For him to acknowledge Auburn’s significant failures — and take the blame for them — would have been an even bigger deal if much of the press conference wasn’t just a rehash of what Malzahn has said for the past 18 months.
After Auburn’s 41-7 loss to LSU last year, Malzahn hit many of the same points he did Tuesday — the coaching staff is evaluating personnel on both sides of the ball, they have confidence in (then-newly named) starter Sean White and must make better adjustments.
“We need to get better,” Malzahn said last September. “We’re in a position to do that, and that’s what I expect us to do.”
Not identical but pretty close to what the coach said this week.
“We are close, and when you really look at it, we played two really good teams and had opportunities,” Malzahn said. “We just have to take that next step. We are going to get this thing turned around.”
The same quarterback and tempo issues are still plaguing Auburn’s offense a year later. There’s now the added wrinkle of continued communication breakdowns on the offensive line.
Malzahn made a big deal this week about “mesh charging,” a specific tactic defenses are using upfront to disrupt Auburn’s offense, as if it plays a larger role in the team’s ongoing struggles.
It would help Auburn’s offense if it didn’t have as many negative plays, but the problems go beyond simple in-game adjustments.

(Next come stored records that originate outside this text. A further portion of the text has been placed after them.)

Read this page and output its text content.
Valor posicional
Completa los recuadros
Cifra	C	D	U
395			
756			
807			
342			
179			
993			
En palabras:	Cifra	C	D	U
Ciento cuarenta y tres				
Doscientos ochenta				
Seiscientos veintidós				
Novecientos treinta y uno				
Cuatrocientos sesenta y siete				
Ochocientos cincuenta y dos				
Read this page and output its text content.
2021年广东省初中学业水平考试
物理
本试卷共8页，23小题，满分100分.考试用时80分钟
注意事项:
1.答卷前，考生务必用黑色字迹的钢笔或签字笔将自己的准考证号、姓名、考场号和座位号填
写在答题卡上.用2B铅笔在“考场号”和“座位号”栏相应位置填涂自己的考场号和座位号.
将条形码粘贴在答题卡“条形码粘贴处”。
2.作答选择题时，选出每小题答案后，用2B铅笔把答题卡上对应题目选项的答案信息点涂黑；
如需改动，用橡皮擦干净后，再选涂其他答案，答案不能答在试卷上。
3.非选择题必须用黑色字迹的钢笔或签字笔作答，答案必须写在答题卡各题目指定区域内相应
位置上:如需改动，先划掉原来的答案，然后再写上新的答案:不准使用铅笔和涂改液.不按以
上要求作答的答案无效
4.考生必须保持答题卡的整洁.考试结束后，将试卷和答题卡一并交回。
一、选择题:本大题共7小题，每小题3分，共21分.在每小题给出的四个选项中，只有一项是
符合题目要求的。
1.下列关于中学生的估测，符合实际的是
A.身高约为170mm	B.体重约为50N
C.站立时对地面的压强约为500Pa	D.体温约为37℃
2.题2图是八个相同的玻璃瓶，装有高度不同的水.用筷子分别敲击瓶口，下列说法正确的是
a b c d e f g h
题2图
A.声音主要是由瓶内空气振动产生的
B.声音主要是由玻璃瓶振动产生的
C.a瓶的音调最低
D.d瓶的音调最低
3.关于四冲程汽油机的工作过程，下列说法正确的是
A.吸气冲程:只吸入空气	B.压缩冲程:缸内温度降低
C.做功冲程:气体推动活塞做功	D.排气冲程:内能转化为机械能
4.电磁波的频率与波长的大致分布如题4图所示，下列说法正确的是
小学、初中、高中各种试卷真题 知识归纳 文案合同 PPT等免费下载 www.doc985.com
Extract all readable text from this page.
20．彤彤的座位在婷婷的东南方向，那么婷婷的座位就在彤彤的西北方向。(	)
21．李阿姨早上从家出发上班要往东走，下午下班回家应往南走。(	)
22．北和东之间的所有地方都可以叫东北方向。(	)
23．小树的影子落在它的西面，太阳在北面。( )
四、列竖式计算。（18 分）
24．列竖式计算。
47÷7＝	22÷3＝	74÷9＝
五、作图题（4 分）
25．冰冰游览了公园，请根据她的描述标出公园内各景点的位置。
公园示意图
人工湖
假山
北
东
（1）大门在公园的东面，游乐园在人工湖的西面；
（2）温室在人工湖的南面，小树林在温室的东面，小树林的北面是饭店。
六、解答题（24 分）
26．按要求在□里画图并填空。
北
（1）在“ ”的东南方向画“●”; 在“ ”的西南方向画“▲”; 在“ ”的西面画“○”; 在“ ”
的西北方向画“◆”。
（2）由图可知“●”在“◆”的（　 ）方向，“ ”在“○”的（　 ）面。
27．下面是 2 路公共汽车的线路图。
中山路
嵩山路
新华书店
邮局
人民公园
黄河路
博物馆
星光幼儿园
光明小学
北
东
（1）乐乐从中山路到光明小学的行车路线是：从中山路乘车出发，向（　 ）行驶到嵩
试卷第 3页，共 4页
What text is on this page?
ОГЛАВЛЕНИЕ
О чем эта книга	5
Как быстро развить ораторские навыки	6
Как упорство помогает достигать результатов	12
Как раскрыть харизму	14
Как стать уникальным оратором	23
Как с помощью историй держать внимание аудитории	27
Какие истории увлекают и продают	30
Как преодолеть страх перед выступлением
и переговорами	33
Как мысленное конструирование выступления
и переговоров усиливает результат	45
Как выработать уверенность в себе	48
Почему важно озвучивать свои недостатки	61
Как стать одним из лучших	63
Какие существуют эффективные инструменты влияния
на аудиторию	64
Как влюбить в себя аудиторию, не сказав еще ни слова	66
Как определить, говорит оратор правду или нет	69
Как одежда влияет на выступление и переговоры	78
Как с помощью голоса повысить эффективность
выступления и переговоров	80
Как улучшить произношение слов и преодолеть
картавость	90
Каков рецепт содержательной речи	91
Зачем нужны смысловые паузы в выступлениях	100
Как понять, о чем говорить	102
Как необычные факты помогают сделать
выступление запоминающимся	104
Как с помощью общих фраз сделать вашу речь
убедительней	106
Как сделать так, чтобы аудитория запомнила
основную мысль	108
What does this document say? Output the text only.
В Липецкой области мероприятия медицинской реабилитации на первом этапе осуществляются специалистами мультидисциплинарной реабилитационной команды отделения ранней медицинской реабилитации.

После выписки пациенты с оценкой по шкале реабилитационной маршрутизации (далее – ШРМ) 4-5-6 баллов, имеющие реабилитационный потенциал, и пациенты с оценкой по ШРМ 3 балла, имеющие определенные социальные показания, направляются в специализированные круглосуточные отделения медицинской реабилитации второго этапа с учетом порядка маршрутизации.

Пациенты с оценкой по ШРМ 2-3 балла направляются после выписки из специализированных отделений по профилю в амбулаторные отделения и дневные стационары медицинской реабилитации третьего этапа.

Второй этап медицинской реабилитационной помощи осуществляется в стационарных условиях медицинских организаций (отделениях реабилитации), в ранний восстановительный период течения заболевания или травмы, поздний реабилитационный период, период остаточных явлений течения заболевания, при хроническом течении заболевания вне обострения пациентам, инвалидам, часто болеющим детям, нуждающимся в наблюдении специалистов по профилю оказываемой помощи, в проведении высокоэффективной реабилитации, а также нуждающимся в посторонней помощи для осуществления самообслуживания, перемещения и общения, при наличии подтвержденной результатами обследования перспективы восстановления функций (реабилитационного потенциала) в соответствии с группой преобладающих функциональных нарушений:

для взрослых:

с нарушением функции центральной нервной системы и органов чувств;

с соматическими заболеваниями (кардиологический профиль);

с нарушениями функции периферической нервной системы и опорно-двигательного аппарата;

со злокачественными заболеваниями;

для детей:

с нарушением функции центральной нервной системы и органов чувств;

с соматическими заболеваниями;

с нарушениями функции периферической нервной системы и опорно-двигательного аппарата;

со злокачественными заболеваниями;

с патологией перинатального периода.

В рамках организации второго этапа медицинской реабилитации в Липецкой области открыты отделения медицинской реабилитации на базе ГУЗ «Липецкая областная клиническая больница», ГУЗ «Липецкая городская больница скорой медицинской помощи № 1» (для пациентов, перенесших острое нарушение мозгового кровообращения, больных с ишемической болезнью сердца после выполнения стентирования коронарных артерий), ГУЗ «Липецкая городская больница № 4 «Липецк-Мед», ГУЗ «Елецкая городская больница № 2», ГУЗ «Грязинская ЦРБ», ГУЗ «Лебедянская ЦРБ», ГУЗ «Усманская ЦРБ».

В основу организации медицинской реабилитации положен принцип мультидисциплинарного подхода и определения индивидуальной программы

Auburn has averaged 19.8 points per game in its last eight losses, a number that puts the Tigers among the worst offenses in the country.
Fixing minute details won’t address the underlying issues impacting Auburn’s offense. The fact that Auburn can’t reliably score 20 points at home is a sign of how far the program has fallen since 2013.
While Malzahn pointed to the close scores of Auburn’s two losses this fall to show the program is on the doorstep of a breakthrough, he’s not going to get another 18 months to figure it out.